Page 1 of 1

size vs. content

Posted: Thu Oct 20, 2011 9:03 pm
by deckard
Hi - forgive me if this is a silly question, but why does choosing size instead of content produce more results? What criteria is used for content?

Also, why doesn't every file have a hash associated with it? I know I can create hash files (SFV, MD5SUM, etc.), but it seems some files have a hash already embedded.

Would it be better to embed a hash into the files I want to scan (how does one do that anyway?), or would that defeat the purpose as then they would all be unique?

Thanks!

Re: size vs. content

Posted: Fri Oct 21, 2011 5:28 pm
by therube
> why does choosing size instead of content produce more results?

Just for that very reason.

You can have an Apple & a Pear that both weigh the same (same size), yet the content, Apple (applesauce) or Pear (pear juice) are different.

> What criteria is used for content?

Depending upon the method selected, either a hash of some sort (MD5, or whatever) or a byte-by-byte comparison.
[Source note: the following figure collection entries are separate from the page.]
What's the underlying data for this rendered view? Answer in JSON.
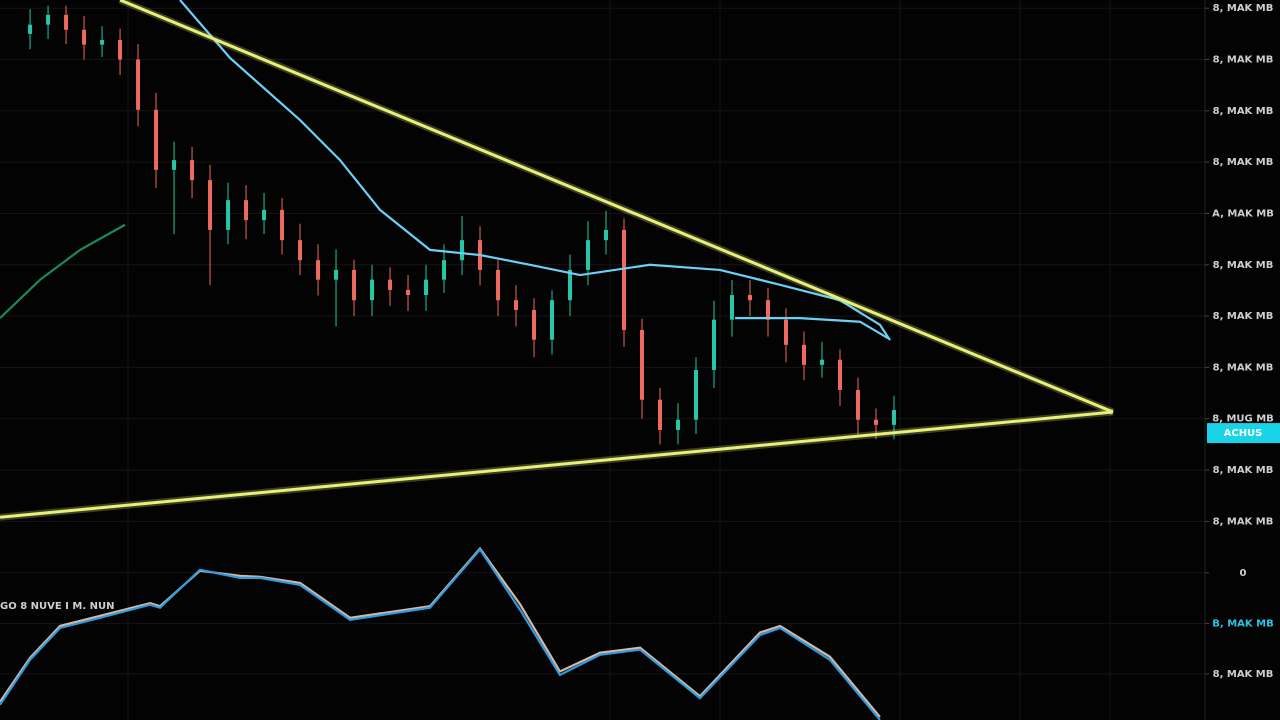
{
  "chart_data": [
    {
      "type": "candlestick",
      "xlim": [
        -1.67,
        65.28
      ],
      "ylim": [
        -0.5,
        10.16
      ],
      "yticks": [
        {
          "value": 10,
          "label": "8, MAK MB"
        },
        {
          "value": 9,
          "label": "8, MAK MB"
        },
        {
          "value": 8,
          "label": "8, MAK MB"
        },
        {
          "value": 7,
          "label": "8, MAK MB"
        },
        {
          "value": 6,
          "label": "A, MAK MB"
        },
        {
          "value": 5,
          "label": "8, MAK MB"
        },
        {
          "value": 4,
          "label": "8, MAK MB"
        },
        {
          "value": 3,
          "label": "8, MAK MB"
        },
        {
          "value": 2,
          "label": "8, MUG MB"
        },
        {
          "value": 1,
          "label": "8, MAK MB"
        },
        {
          "value": 0,
          "label": "8, MAK MB"
        }
      ],
      "grid": true,
      "up_color": "#26c6a6",
      "down_color": "#ef6a5e",
      "x": [
        0,
        1,
        2,
        3,
        4,
        5,
        6,
        7,
        8,
        9,
        10,
        11,
        12,
        13,
        14,
        15,
        16,
        17,
        18,
        19,
        20,
        21,
        22,
        23,
        24,
        25,
        26,
        27,
        28,
        29,
        30,
        31,
        32,
        33,
        34,
        35,
        36,
        37,
        38,
        39,
        40,
        41,
        42,
        43,
        44,
        45,
        46,
        47,
        48
      ],
      "open": [
        9.5,
        9.68,
        9.87,
        9.58,
        9.29,
        9.38,
        9.0,
        8.02,
        6.85,
        7.04,
        6.65,
        5.68,
        6.26,
        5.87,
        6.07,
        5.48,
        5.09,
        4.71,
        4.9,
        4.31,
        4.71,
        4.51,
        4.41,
        4.71,
        5.09,
        5.48,
        4.9,
        4.31,
        4.12,
        3.54,
        4.31,
        4.9,
        5.48,
        5.68,
        3.73,
        2.37,
        1.78,
        1.98,
        2.95,
        3.93,
        4.41,
        4.31,
        3.93,
        3.44,
        3.05,
        3.15,
        2.56,
        1.98,
        1.88
      ],
      "high": [
        9.98,
        10.05,
        10.05,
        9.85,
        9.65,
        9.6,
        9.3,
        8.35,
        7.4,
        7.3,
        6.95,
        6.6,
        6.55,
        6.4,
        6.3,
        5.8,
        5.4,
        5.3,
        5.1,
        5.0,
        4.95,
        4.8,
        5.0,
        5.4,
        5.95,
        5.75,
        5.1,
        4.6,
        4.35,
        4.5,
        5.2,
        5.85,
        6.05,
        5.9,
        3.95,
        2.6,
        2.3,
        3.2,
        4.3,
        4.7,
        4.7,
        4.55,
        4.15,
        3.7,
        3.5,
        3.35,
        2.8,
        2.2,
        2.45
      ],
      "low": [
        9.2,
        9.4,
        9.3,
        9.0,
        9.05,
        8.7,
        7.7,
        6.5,
        5.6,
        6.3,
        4.6,
        5.4,
        5.5,
        5.6,
        5.2,
        4.8,
        4.4,
        3.8,
        4.0,
        4.0,
        4.2,
        4.1,
        4.1,
        4.45,
        4.8,
        4.6,
        4.0,
        3.8,
        3.2,
        3.25,
        4.0,
        4.6,
        5.2,
        3.4,
        2.0,
        1.5,
        1.5,
        1.7,
        2.6,
        3.6,
        4.0,
        3.6,
        3.1,
        2.75,
        2.8,
        2.25,
        1.7,
        1.6,
        1.6
      ],
      "close": [
        9.68,
        9.87,
        9.58,
        9.29,
        9.38,
        9.0,
        8.02,
        6.85,
        7.04,
        6.65,
        5.68,
        6.26,
        5.87,
        6.07,
        5.48,
        5.09,
        4.71,
        4.9,
        4.31,
        4.71,
        4.51,
        4.41,
        4.71,
        5.09,
        5.48,
        4.9,
        4.31,
        4.12,
        3.54,
        4.31,
        4.9,
        5.48,
        5.68,
        3.73,
        2.37,
        1.78,
        1.98,
        2.95,
        3.93,
        4.41,
        4.31,
        3.93,
        3.44,
        3.05,
        3.15,
        2.56,
        1.98,
        1.88,
        2.17
      ],
      "lines": [
        {
          "color": "#6ccff6",
          "x": [
            8.33,
            11.11,
            15.0,
            17.22,
            19.44,
            22.22,
            25.0,
            27.78,
            30.56,
            34.44,
            38.33,
            41.67,
            45.0,
            47.22,
            47.78
          ],
          "values": [
            10.16,
            9.03,
            7.82,
            7.04,
            6.07,
            5.29,
            5.19,
            5.0,
            4.8,
            5.0,
            4.9,
            4.61,
            4.31,
            3.83,
            3.53
          ]
        },
        {
          "color": "#6ccff6",
          "x": [
            39.17,
            42.78,
            46.11,
            47.67
          ],
          "values": [
            3.96,
            3.96,
            3.89,
            3.57
          ]
        },
        {
          "color": "#1a8a5a",
          "x": [
            -1.67,
            0.56,
            2.78,
            5.28
          ],
          "values": [
            3.96,
            4.71,
            5.29,
            5.78
          ]
        }
      ],
      "trendlines": [
        {
          "color": "#e6f07a",
          "x": [
            5,
            60.17
          ],
          "values": [
            10.16,
            2.13
          ]
        },
        {
          "color": "#e6f07a",
          "x": [
            -1.67,
            60.17
          ],
          "values": [
            0.08,
            2.13
          ]
        }
      ],
      "last_price": {
        "value": 1.72,
        "label": "ACHUS",
        "color": "#19d3e6"
      }
    },
    {
      "type": "line",
      "label": "GO 8 NUVE I M. NUN",
      "xlim": [
        -1.67,
        65.28
      ],
      "ylim": [
        -2.91,
        0.51
      ],
      "yticks": [
        0,
        {
          "value": -1,
          "label": "B, MAK MB",
          "color": "#29c5e6"
        },
        {
          "value": -2,
          "label": "8, MAK MB"
        }
      ],
      "grid": true,
      "lines": [
        {
          "color": "#d8b8a0",
          "x": [
            -1.67,
            0,
            1.67,
            3.89,
            6.67,
            7.22,
            9.44,
            11.67,
            12.78,
            15.0,
            17.78,
            22.22,
            25.0,
            27.22,
            29.44,
            31.67,
            33.89,
            37.22,
            40.56,
            41.67,
            44.44,
            47.22
          ],
          "values": [
            -2.55,
            -1.68,
            -1.05,
            -0.85,
            -0.6,
            -0.66,
            0.04,
            -0.06,
            -0.08,
            -0.2,
            -0.89,
            -0.66,
            0.48,
            -0.62,
            -1.95,
            -1.58,
            -1.48,
            -2.44,
            -1.18,
            -1.05,
            -1.66,
            -2.85
          ]
        },
        {
          "color": "#2f9be0",
          "x": [
            -1.67,
            0,
            1.67,
            3.89,
            6.67,
            7.22,
            9.44,
            11.67,
            12.78,
            15.0,
            17.78,
            22.22,
            25.0,
            27.22,
            29.44,
            31.67,
            33.89,
            37.22,
            40.56,
            41.67,
            44.44,
            47.22
          ],
          "values": [
            -2.61,
            -1.72,
            -1.09,
            -0.89,
            -0.63,
            -0.69,
            0.06,
            -0.1,
            -0.1,
            -0.24,
            -0.93,
            -0.69,
            0.46,
            -0.73,
            -2.02,
            -1.62,
            -1.52,
            -2.48,
            -1.23,
            -1.09,
            -1.72,
            -2.91
          ]
        }
      ]
    }
  ]
}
A hash is a numerical computation of the files data, & collisions (false results) are known to occur for some methods (though still not very likely, & probably not an issue for intended usages in Duplicate Cleaner), where byte-by-byte compares respective bytes from each file to prove equality.

Re: size vs. content

Posted: Fri Oct 21, 2011 6:46 pm
by deckard
Thank you very much for the clarification. While the answer does appear obvious, I was confused because I have used other duplicate scanners that perform a search by "size", yet they really must have been doing some form of content scan, as the results are different than Duplicate Cleaner.